I receive orientation data as quaternions, and I'm interested in finding the ground-planed component of the change in angle.

I know that the arccosine of the dot product of two quaternions gives me the angle. For instance, the difference between an object oriented at $(0, 0, 0)$ and $(0, 90, 0)$ (roll, yaw, pitch) does give me $90$ degrees. I am not sure what the $120$ degrees from $(0, 90, 0)$ and $(90, 0, 0)$ represents in the real world, though.

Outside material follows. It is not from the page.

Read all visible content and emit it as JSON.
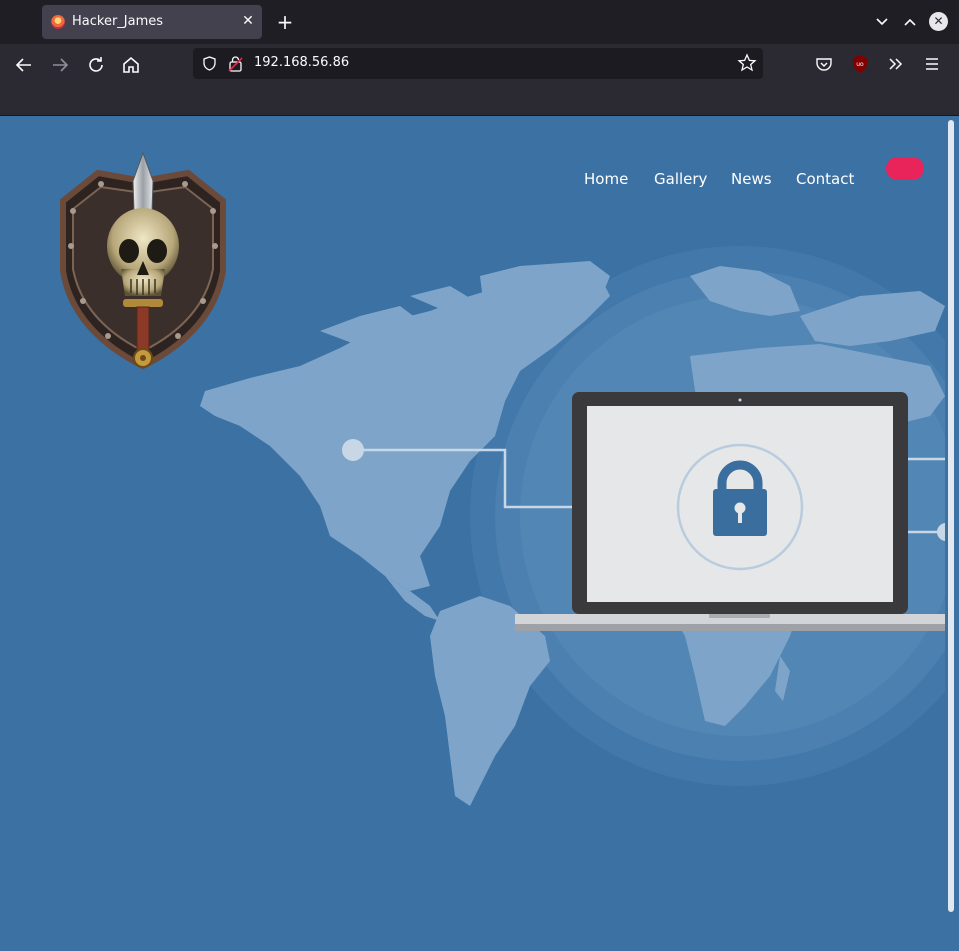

I would like to extract the change in angle only around the world vertical axis. So, $(0, 90, 0)$ and $(90, 0, 0)$ would give me $90$, while $(0, 90, 45)$ and $(90, 0, 60)$ would be $30$ degrees.

Is there any way of finding that difference? Converting to Euler angles gives me a singularity near $(0, -90, 0)$, and I end up getting numbers like $(-150, 0.2, -170)$ etc, so I cannot rely on the output being correct.

Answer 1

@Coolwater was correct. Multiplying the quaternion by the other's inverse, then converting to Euler angles, gives the correct answer. I will be trying out different configurations in the lab tomorrow.

I made a Quaternion class which incorporates the definitions in the link @Coolwater gave.

>>> np.rad2deg((Quaternion(np.deg2rad([0, 90, 0]))
                * ~Quaternion(np.deg2rad([90, 0, 0]))).to_euler())
array([-90.,  90.,   0.])
>>> np.rad2deg((Quaternion(np.deg2rad([0, 90, 0]))
                * ~Quaternion(np.deg2rad([0, 0, 0]))).to_euler())
array([ -0.,  90.,   0.])
>>> np.rad2deg((Quaternion(np.deg2rad([0, 90, 45]))
                * ~Quaternion(np.deg2rad([90, 0, 60]))).to_euler())
array([-90.,  30.,  45.])

Taking yaw (the second item, so _[1]), would give me the angle I am looking for.